Buel Hills(ブエルヒルズ)
無縁塚、そこは人間どころか妖怪にとっても危険な場所で何が起こるかわからない。本来交わる筈の無い結界が交じり合うため、普通じゃあり得ないことが起こりえるのだ。僕はよく無縁塚に来るのだが、その際は万全の準備をしてから来る。異変は未だ解決していないが、無縁塚を探索する分には問題ないだろう。そう甘い考えでいた。
だが、無縁塚が真っ青に燃えるなんて誰が予想できただろう?これはただ燃えてるだけじゃない。無縁塚の異常性が原因の発火でもない。それだけは確かだ。今回の異変と関係があるのかもしれない。危険なのは分かっていたが僕は好奇心に駆られ、無縁塚を進もうとした。しかし一歩踏み出したところで本能的に後退った。あまりに熱すぎる。それもただ熱いだけじゃない。何か恐ろしいものがそこにいる。さっきまでの好奇心より恐怖が勝っているのが何よりの証拠だ。新種の妖怪だろうか…?それとも…
僕はこの事を伝えに博麗神社へ向かった。
「よう、香霖。お前の方からこっちに来るなんて珍しいな。明日は嵐か?」
そんなことで嵐になるわけがないが、僕はあえてその事は無視した。
「実は無縁塚が燃えているんだ。」
「はぁ?なんでそんなところが燃えているんだよ?」
「僕もよくわからない。あまりにも熱くて耐えられなかったんだ。それに何かの気配を感じたんだ。今回の異変と関係あるかどうかは知らないけど、あのままでは困るからね。それとどういうわけか炎が青いんだ。」
炎が青くなる原因は様々だ。温度が高いと青くなりやすいが、燃えている物によっても青くなることがある。また、妖怪が出す炎も青いことが多い。

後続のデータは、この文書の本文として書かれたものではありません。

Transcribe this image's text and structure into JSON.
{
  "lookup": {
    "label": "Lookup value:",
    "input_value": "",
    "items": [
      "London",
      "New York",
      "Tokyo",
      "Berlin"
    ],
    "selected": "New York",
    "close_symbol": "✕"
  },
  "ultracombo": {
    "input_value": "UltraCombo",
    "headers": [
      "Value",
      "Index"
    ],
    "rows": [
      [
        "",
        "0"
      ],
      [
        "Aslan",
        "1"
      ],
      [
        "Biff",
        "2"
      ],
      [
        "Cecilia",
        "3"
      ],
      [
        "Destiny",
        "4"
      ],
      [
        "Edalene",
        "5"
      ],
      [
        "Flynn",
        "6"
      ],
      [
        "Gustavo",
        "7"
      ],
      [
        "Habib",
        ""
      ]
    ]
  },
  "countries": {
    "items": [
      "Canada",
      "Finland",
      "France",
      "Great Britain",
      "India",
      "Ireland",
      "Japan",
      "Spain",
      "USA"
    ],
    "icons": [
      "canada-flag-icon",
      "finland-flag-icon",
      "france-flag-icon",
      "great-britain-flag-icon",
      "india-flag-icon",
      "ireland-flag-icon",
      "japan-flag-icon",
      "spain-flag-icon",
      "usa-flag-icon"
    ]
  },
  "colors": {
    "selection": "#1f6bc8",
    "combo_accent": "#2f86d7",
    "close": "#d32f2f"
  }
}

「なるほどわかったぜ。青い炎ってのも見てみたいし、とりあえずチルノ連れて行ってみるしかないか。」
「気を付けた方がいい。何があるかわからないからな。」
そう警告をしたが、魔理沙はカービィたちを連れて凄まじい速度でどこかへ向かってしまった。
大丈夫だろうか?
「無縁塚が青く燃えている、ねぇ…無縁塚周辺の結界が絵画になる前の物と混ざってるみたいだわ。炎の色は結界の矛盾による偶然みたいよ。でも何か危ないものがそこに居るのは事実ね。」
なるほど、そういうことだったのか。
「ところで、魔理沙は大丈夫だろうか…」
「さぁ?私じゃ何をしてもどうにもできないことを彼女がやるんだからどうなるかわからないわ。」
だからこの少女は苦手だ。妙に自信のある笑顔である。しかし僕も今は魔理沙の無事を祈ることしかできない。
「あれ?霊夢は行かないのかい?異変解決は君の仕事じゃないのか?」
「行きたくても足手まといになるだけだわ。絵筆は1本しかないもの。今回の異変はあれがないとまともに戦えないからね。それに魔理沙には強力なサポートが2人もついてるし、これ以上増えても逆に戦い難くなるだけだわ。」
僕はあの異変と関係があるとは断言してないんだが…恐らくそこは彼女の勘だろう。
しかしあの絵筆はカービィを導くための道具だ。それをまるで武器みたいに…いや、カービィの道を遮る邪魔者を排除することもその用途の内って訳なのか?ますます謎が多い絵筆だ。